Before induction of anesthesia, the NIRS sensors (INVOS 3100, Somanetics, MI, USA)
arepositioned on both sides of the forehead. Sensors to detect depth of anesthesia are also
mounted on the forehead to monitor EMG and EEG activities. These signals are used to
calculate response (RE) and state entropy (SE), respectively (GE Healthcare, Chicago, USA).
Induction of anesthesia is achieved by iv midazolam (30 μg/kg), sufentanil (0.4-0.5 μg/kg),
and propofol (0.3-0.5 mg/kg), and iv propofol (50 mg/kg/min) is administered to maintain
anesthesia. Intravenous boluses of rocuronium (0.6 mg/kg for induction and 0.2 mg/kg every 30
minutes for maintenance) is administered iv to ensure neuromuscular blockade. A cuffed
tracheal tube (internal diameter of 7, 8, or 9 mm) is used for tracheal intubation, and
patients are mechanically ventilated (Dräger Zeus, Lübeck, Germany) in volume-controlled mode
with decelerating flow. A tidal volume of 7 ml/kg and a positive end-expiratory pressure of 4
cmH2O are applied, and the ventilation frequency is adjusted to 12-14 breaths/min to maintain
end-tidal CO2 partial pressure of 36 38 mmHg. Mechanical ventilation is performed with a
fraction of inspired oxygen of 0.5 during the entire OPCAB procedure and before CPB, and it
is increased to 0.8 after CPB. As a standard part of the cardiac anesthesia procedure,
esophageal and rectal temperature probes are introduced, and a central venous line is
inserted into the right jugular vein. The left radial artery is also cannulated to monitor
systolic, diastolic and mean arterial (MAP) blood pressures and arterial blood gas samples.

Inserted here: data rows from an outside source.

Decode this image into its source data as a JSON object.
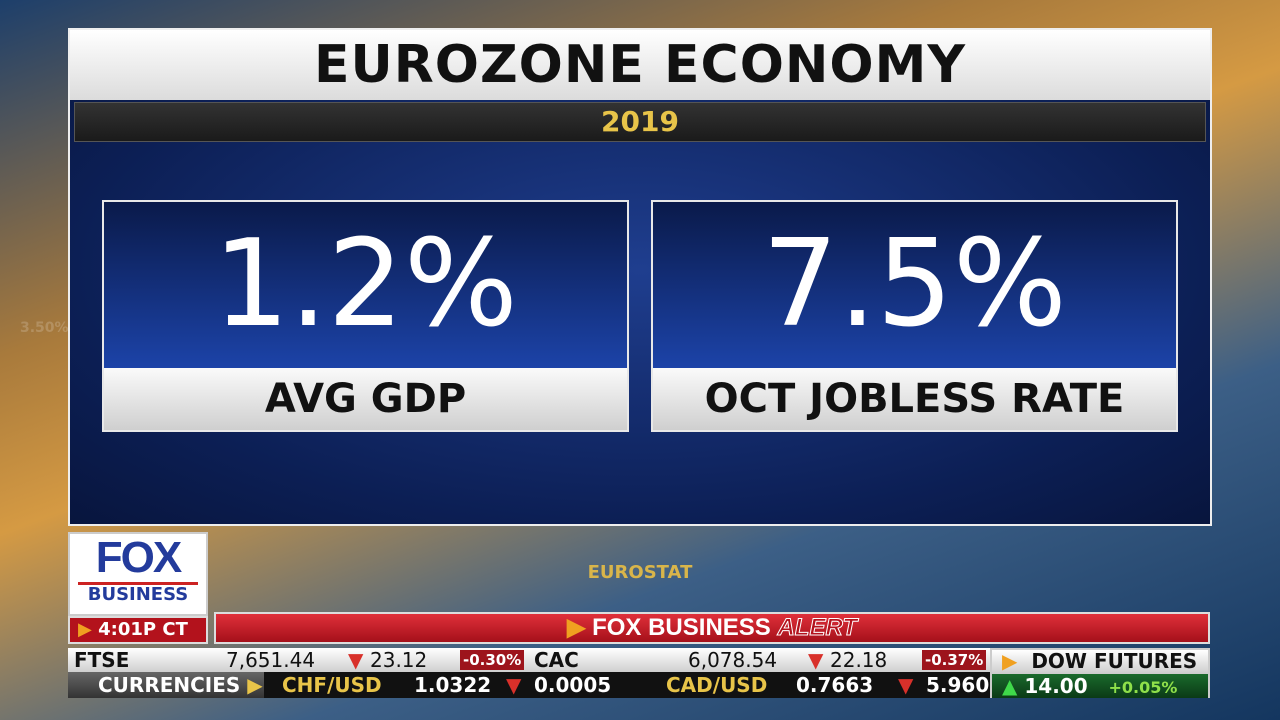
{
  "graphic": {
    "title": "EUROZONE ECONOMY",
    "year": "2019",
    "stats": [
      {
        "value": "1.2%",
        "label": "AVG GDP"
      },
      {
        "value": "7.5%",
        "label": "OCT JOBLESS RATE"
      }
    ],
    "source": "EUROSTAT"
  },
  "network": {
    "logo_text": "FOX BUSINESS",
    "time": "4:01P CT",
    "alert": "FOX BUSINESS",
    "alert_tag": "ALERT"
  },
  "ticker": {
    "ftse": {
      "name": "FTSE",
      "value": "7,651.44",
      "change": "23.12",
      "pct": "-0.30%"
    },
    "cac": {
      "name": "CAC",
      "value": "6,078.54",
      "change": "22.18",
      "pct": "-0.37%"
    },
    "currencies_label": "CURRENCIES",
    "chf": {
      "name": "CHF/USD",
      "value": "1.0322",
      "change": "0.0005"
    },
    "cad": {
      "name": "CAD/USD",
      "value": "0.7663",
      "change": "5.960"
    },
    "dow": {
      "name": "DOW FUTURES",
      "change": "14.00",
      "pct": "+0.05%"
    }
  },
  "colors": {
    "accent_red": "#b3121c",
    "gold": "#e8c449",
    "blue": "#1c43a8",
    "up_green": "#3fd94a"
  }
}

The membrane oxygenator is primed with 1,500 ml lactated Ringer's solution prior to CPB.
Intravenous heparin (150 or 300 U/kg for OPCAB and CPB procedures, respectively) is injected
into the patient, and an activated clotting time of 300 s is achieved during OPCAB and of 400
s during CPB procedures. During CPB, mild hypothermia is allowed, the mechanical ventilation
is stopped, and the ventilator is disconnected without applying positive airway pressure.
Before restoring ventilation, the lungs are inflated 3-5 times to a peak airway pressure of
30 cmH2O to facilitate lung recruitment. Normothermia is maintained in the OPCAB patients.

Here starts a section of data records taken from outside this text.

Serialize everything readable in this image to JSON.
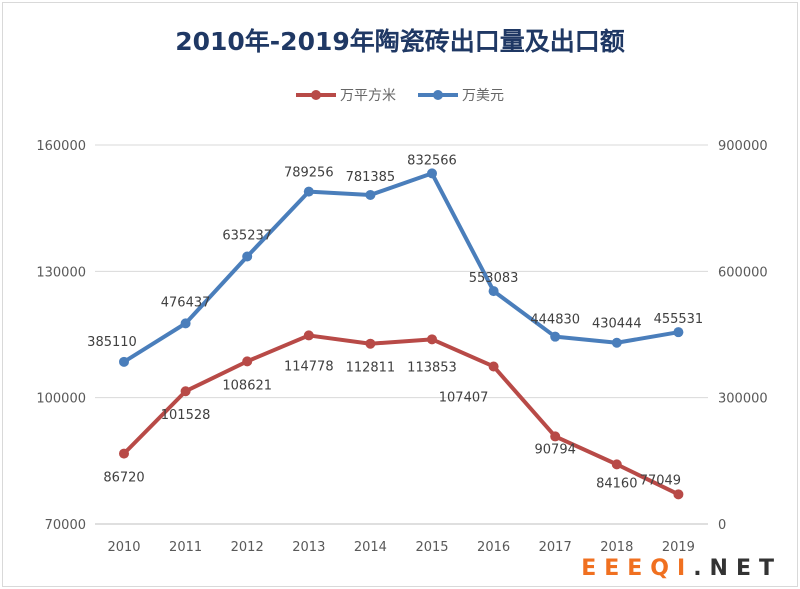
{
  "chart_data": {
    "type": "line",
    "title": "2010年-2019年陶瓷砖出口量及出口额",
    "categories": [
      "2010",
      "2011",
      "2012",
      "2013",
      "2014",
      "2015",
      "2016",
      "2017",
      "2018",
      "2019"
    ],
    "series": [
      {
        "name": "万平方米",
        "axis": "left",
        "color": "#b84a47",
        "values": [
          86720,
          101528,
          108621,
          114778,
          112811,
          113853,
          107407,
          90794,
          84160,
          77049
        ]
      },
      {
        "name": "万美元",
        "axis": "right",
        "color": "#4a7ebb",
        "values": [
          385110,
          476437,
          635237,
          789256,
          781385,
          832566,
          553083,
          444830,
          430444,
          455531
        ]
      }
    ],
    "left_axis": {
      "ylim": [
        70000,
        160000
      ],
      "ticks": [
        "70000",
        "100000",
        "130000",
        "160000"
      ]
    },
    "right_axis": {
      "ylim": [
        0,
        900000
      ],
      "ticks": [
        "0",
        "300000",
        "600000",
        "900000"
      ]
    },
    "grid": true,
    "legend_position": "top-center"
  },
  "watermark": {
    "part1": "EEEQI",
    "part2": ".NET"
  }
}
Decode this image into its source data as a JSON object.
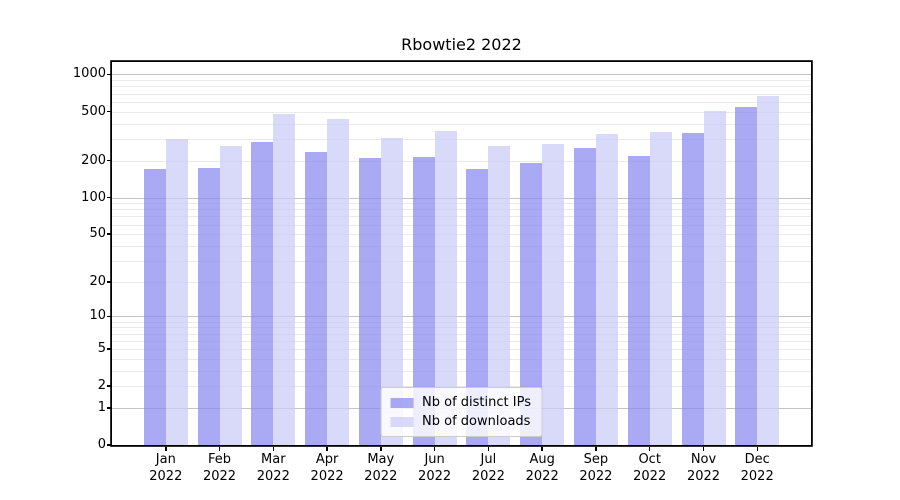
{
  "chart_data": {
    "type": "bar",
    "title": "Rbowtie2 2022",
    "categories": [
      "Jan",
      "Feb",
      "Mar",
      "Apr",
      "May",
      "Jun",
      "Jul",
      "Aug",
      "Sep",
      "Oct",
      "Nov",
      "Dec"
    ],
    "category_year": "2022",
    "series": [
      {
        "name": "Nb of distinct IPs",
        "color_key": "ips",
        "values": [
          172,
          175,
          281,
          235,
          211,
          213,
          170,
          192,
          255,
          218,
          335,
          545
        ]
      },
      {
        "name": "Nb of downloads",
        "color_key": "downloads",
        "values": [
          298,
          265,
          480,
          432,
          303,
          348,
          264,
          271,
          327,
          341,
          510,
          669
        ]
      }
    ],
    "yscale": "log1p",
    "ylim": [
      0,
      1260
    ],
    "y_ticks_labeled": [
      1000,
      500,
      200,
      100,
      50,
      20,
      10,
      5,
      2,
      1,
      0
    ],
    "y_major_grid": [
      1,
      10,
      100,
      1000
    ],
    "y_minor_grid": [
      2,
      3,
      4,
      5,
      6,
      7,
      8,
      9,
      20,
      30,
      40,
      50,
      60,
      70,
      80,
      90,
      200,
      300,
      400,
      500,
      600,
      700,
      800,
      900
    ],
    "grid": "on",
    "legend_position": "lower center"
  },
  "colors": {
    "ips": "rgba(136,136,240,0.72)",
    "downloads": "rgba(203,203,248,0.72)",
    "grid_major": "#c4c4c4",
    "grid_minor": "#eaeaea",
    "axis": "#000000",
    "text": "#000000",
    "legend_bg": "rgba(255,255,255,0.8)",
    "legend_border": "#cccccc",
    "background": "#ffffff"
  }
}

After securing arterial and peripheral venous lines and placement of NIRS and entropy
sensors, data collection is initiated immediately before anesthesia induction in all groups
of patients. Since catheterization of the jugular vein is scheduled after anesthesia
induction, ScvO2 and gSO2 data are not available at the first protocol stage. After induction
and before surgical incision, all measurements are repeated. For the patients undergoing CPB
procedures, the whole data set is registered at the beginning of CPB after clamping the aorta
and 5 min before the end of CPB. For the patients undergoing OPCAB procedures, collection of
the full set of data is performed during performance of the first proximal anastomosis
between the aorta and saphenous vein graft. The final stage of the protocol is allocated to
the end of the operation after sternal closure. All invasive (i.e. arterial and venous blood
gas) and non-invasive (i.e. NIRS) data are registered simultaneously at each protocol stage.
Sample sizes are estimated to enable the detection of a 10% difference in the primary outcome
parameter gSO2 that we considered clinically significant. Accordingly, sample-size estimation
based on an ANOVA test with four groups of patients indicated that 24 patients were required
in each group to detect a significant difference between the protocol groups (the assumed
variability of 10%, power of 80% and the significance level of 5%).
Two-way repeated measures ANOVA with the inclusion of an interaction term is used for all
measured variables with the protocol stage as within-subject factor (protocol stages) and
group allocation as between-subject factor to establish the effects of T2DM and the surgical
procedure on the oxygen saturation indices.